Такова была партия большевиков, которую создал Ленин. Однако в одном Ленин оставался верен "научному социализму" в словесной проповеди коммунистической утопии Маркса он был неутомим. Исходя из этой утопии, чтобы завоевать влияние в низших слоях общества, играя на их низменных чувствах, он обещал им в будущем все, что только они могли сами себе желать.

Теперь вообразите себе на минуту такую фантас­тическую сцену: Ленин чудом воскрес, как в повести писателя В. Войновича, вышел из мавзолея и тут же на Красной площади начал выкрикивать лозунги: "Вся власть Советам", "Вся земля крестьянам", "Заводы и фабрики рабочим", "Долой постоянную ар­мию", "Долой постоянную бюрократию", "Долой тайную полицию", "Зарплата министра должна быть не выше зарплаты среднего рабочего". Не требуется особой фантазии, чтобы представить себе теперь иную, на этот раз уже вполне реальную сцену – такого Ленина Чебриков и Горбачев быстро отправили бы на другую площадь – на Лубянскую.

А ведь все лозунги выдвинул сам Ленин в "Апрельских тезисах" 1917г., чтобы повести за собой малограмотную народную массу на пути к власти.
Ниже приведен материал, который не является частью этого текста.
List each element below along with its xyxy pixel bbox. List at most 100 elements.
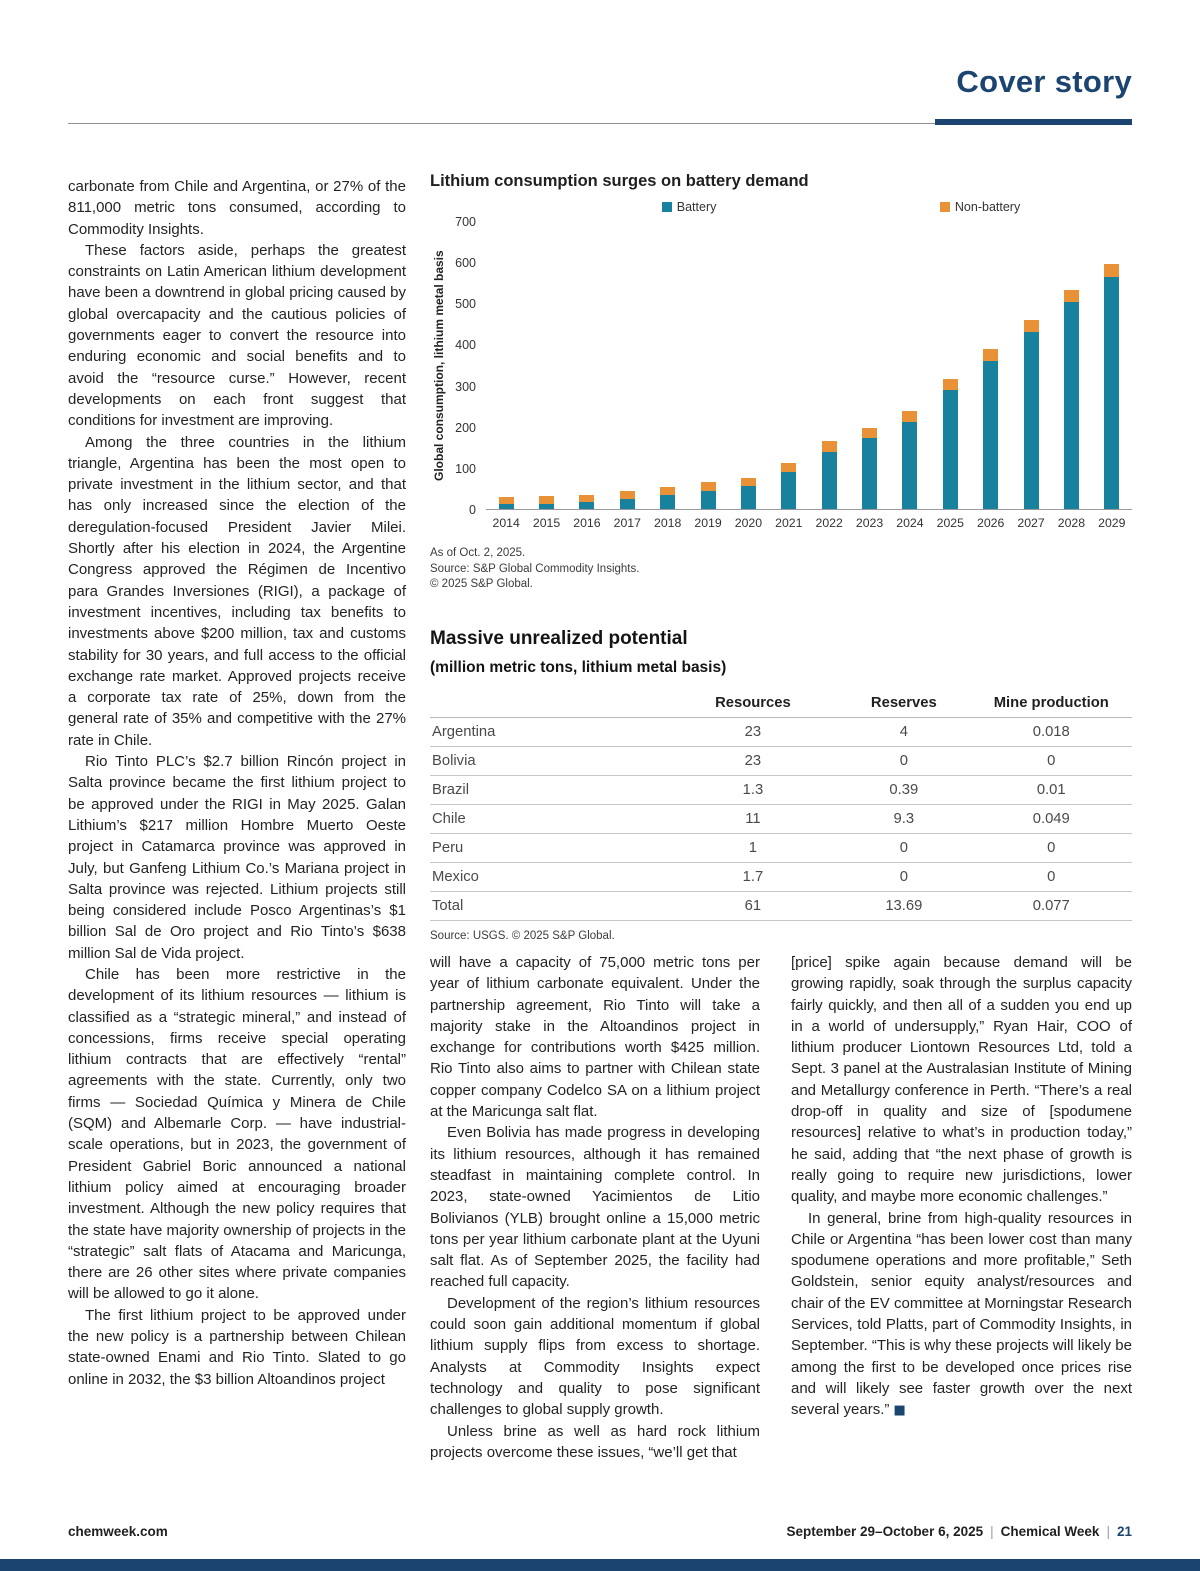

О социализме Ленин предусмотрительно умалчивал, ибо имел дело с крестьянской Россией, враждебной любой идее социализма, но, победив в революции, он начал строить при помощи ЧК "воен­но-казарменный социализм", названный "военным коммунизмом". Тогда восстало крестьянство, вос­стала "гордость революции" – Кронштадт, угрожала восстанием столица революции – Петроград. Все это было после победоносного окончания гражданской войны. Трезвый политик, Ленин быстро почуял опасность – если настаивать на идее социализма, то он потеряет власть. Чтобы ее удержать, надо дать стране другую идею, диаметрально противо­положную социалистической – идею капиталисти­ческую, с новым лозунгом: "обогащайтесь!". Так родился ленинский НЭП, спасший его режим от гибели, что было для него превыше всех идей. Проповедовать одно, делать другое, менять одни идеи на идеи противоположные, даже менять убеждения, если это диктуется интересами той же власти, – такой образ поведения большевики называют "диалектикой в политике", что в переводе на человеческий язык надо было бы назвать целеустремленным лицемерием.
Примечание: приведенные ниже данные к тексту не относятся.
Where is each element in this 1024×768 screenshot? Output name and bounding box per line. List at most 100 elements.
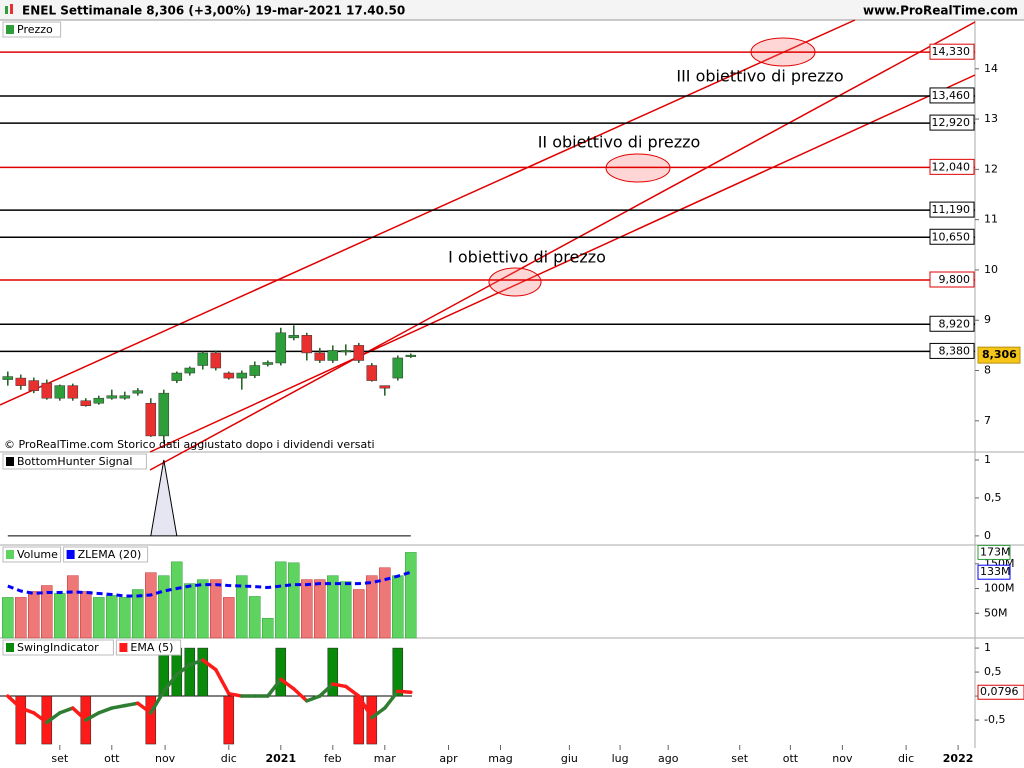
- x-tick-label: ott: [783, 752, 799, 765]
- y-tick-label: 0,5: [984, 665, 1002, 678]
- value-label: 0,0796: [980, 685, 1019, 698]
- volume-bar: [158, 575, 170, 639]
- header-bar: [0, 0, 1024, 20]
- ema-segment: [58, 706, 75, 715]
- volume-bar: [106, 595, 118, 639]
- legend-box: [2, 21, 62, 38]
- header-title: ENEL Settimanale 8,306 (+3,00%) 19-mar-2…: [22, 4, 405, 18]
- target-ellipse: [488, 267, 542, 297]
- ema-segment: [19, 706, 36, 715]
- volume-bar: [223, 597, 235, 639]
- level-label: 8,920: [939, 317, 971, 330]
- legend-box: [63, 546, 149, 563]
- legend-box: [2, 453, 147, 470]
- ema-segment: [214, 667, 231, 696]
- level-box: [929, 87, 975, 104]
- source-note: © ProRealTime.com Storico dati aggiustat…: [4, 438, 375, 451]
- candle-body: [197, 352, 209, 366]
- y-tick-label: 12: [984, 162, 998, 175]
- ema-segment: [227, 691, 244, 698]
- candle-body: [171, 372, 183, 381]
- candle-body: [28, 380, 40, 391]
- level-box: [929, 43, 975, 60]
- candle-body: [392, 357, 404, 379]
- legend-swatch: [119, 643, 128, 652]
- y-tick-label: 0,5: [984, 491, 1002, 504]
- level-label: 12,920: [932, 116, 971, 129]
- header-site[interactable]: www.ProRealTime.com: [863, 4, 1018, 18]
- volume-bar: [405, 552, 417, 639]
- icon: [5, 6, 8, 14]
- ema-segment: [266, 677, 283, 698]
- volume-bar: [67, 575, 79, 639]
- y-tick-label: 8: [984, 364, 991, 377]
- ema-segment: [279, 677, 296, 691]
- candle-body: [340, 350, 352, 353]
- candle-body: [353, 345, 365, 361]
- level-label: 11,190: [932, 203, 971, 216]
- annotation: I obiettivo di prezzo: [448, 248, 606, 267]
- swing-bar: [327, 647, 339, 697]
- legend-swatch: [6, 457, 14, 466]
- level-label: 12,040: [932, 160, 971, 173]
- y-tick-label: 11: [984, 213, 998, 226]
- level-box: [929, 228, 975, 245]
- last-price-label: 8,306: [982, 348, 1017, 361]
- swing-bar: [275, 647, 287, 697]
- level-box: [929, 158, 975, 175]
- candle-body: [54, 385, 66, 399]
- volume-bar: [249, 596, 261, 639]
- candle-body: [119, 395, 131, 399]
- value-box: [977, 684, 1024, 700]
- y-tick-label: 14: [984, 62, 998, 75]
- legend-swatch: [6, 643, 14, 652]
- value-label: 133M: [980, 565, 1011, 578]
- y-tick-label: 7: [984, 414, 991, 427]
- ema-segment: [175, 663, 192, 677]
- value-box: [977, 544, 1011, 560]
- legend-swatch: [6, 25, 14, 34]
- candle-body: [106, 395, 118, 399]
- ema-segment: [188, 658, 205, 667]
- x-tick-label: dic: [898, 752, 914, 765]
- volume-bar: [288, 562, 300, 639]
- y-tick-label: 9: [984, 313, 991, 326]
- ema-segment: [344, 684, 361, 698]
- level-label: 10,650: [932, 230, 971, 243]
- ema-segment: [84, 711, 101, 722]
- candle-body: [249, 365, 261, 376]
- volume-bar: [353, 589, 365, 639]
- volume-bar: [327, 575, 339, 639]
- candle-body: [210, 352, 222, 369]
- level-box: [929, 342, 975, 359]
- x-tick-label: ott: [104, 752, 120, 765]
- swing-bar: [184, 647, 196, 697]
- x-tick-label: mag: [488, 752, 512, 765]
- channel-line: [149, 21, 976, 471]
- volume-bar: [366, 575, 378, 639]
- ema-segment: [110, 703, 127, 710]
- candle-body: [288, 335, 300, 339]
- ema-segment: [97, 706, 114, 715]
- volume-bar: [145, 572, 157, 639]
- x-tick-label: mar: [374, 752, 396, 765]
- x-tick-label: nov: [155, 752, 176, 765]
- candle-body: [327, 350, 339, 361]
- y-tick-label: 13: [984, 112, 998, 125]
- candle-body: [262, 362, 274, 365]
- volume-bar: [392, 575, 404, 639]
- x-tick-label: giu: [561, 752, 578, 765]
- annotation: II obiettivo di prezzo: [538, 133, 701, 152]
- candle-body: [132, 390, 144, 394]
- level-box: [929, 114, 975, 131]
- ema-segment: [305, 694, 322, 703]
- level-label: 9,800: [939, 273, 971, 286]
- volume-bar: [171, 561, 183, 639]
- ema-segment: [136, 701, 153, 715]
- candle-body: [67, 385, 79, 399]
- legend-label: SwingIndicator: [17, 641, 99, 654]
- volume-bar: [119, 597, 131, 639]
- volume-bar: [340, 581, 352, 639]
- y-tick-label: 1: [984, 641, 991, 654]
Все, что говорилось до сих пор, касалось прак­тической политики большевиков, но на словах коммунизм всегда выдавался за конечную цель партии. Так поступал даже Сталин, который вообще не верил никаким идеалам, кроме идеала единовластия. Хрущев был первым коммунистом в России, который хотел, вопреки исторической практике, сделать то, чего не удалось ни Ленину, ни Сталину: построить в СССР коммунизм по всем правилам Маркса.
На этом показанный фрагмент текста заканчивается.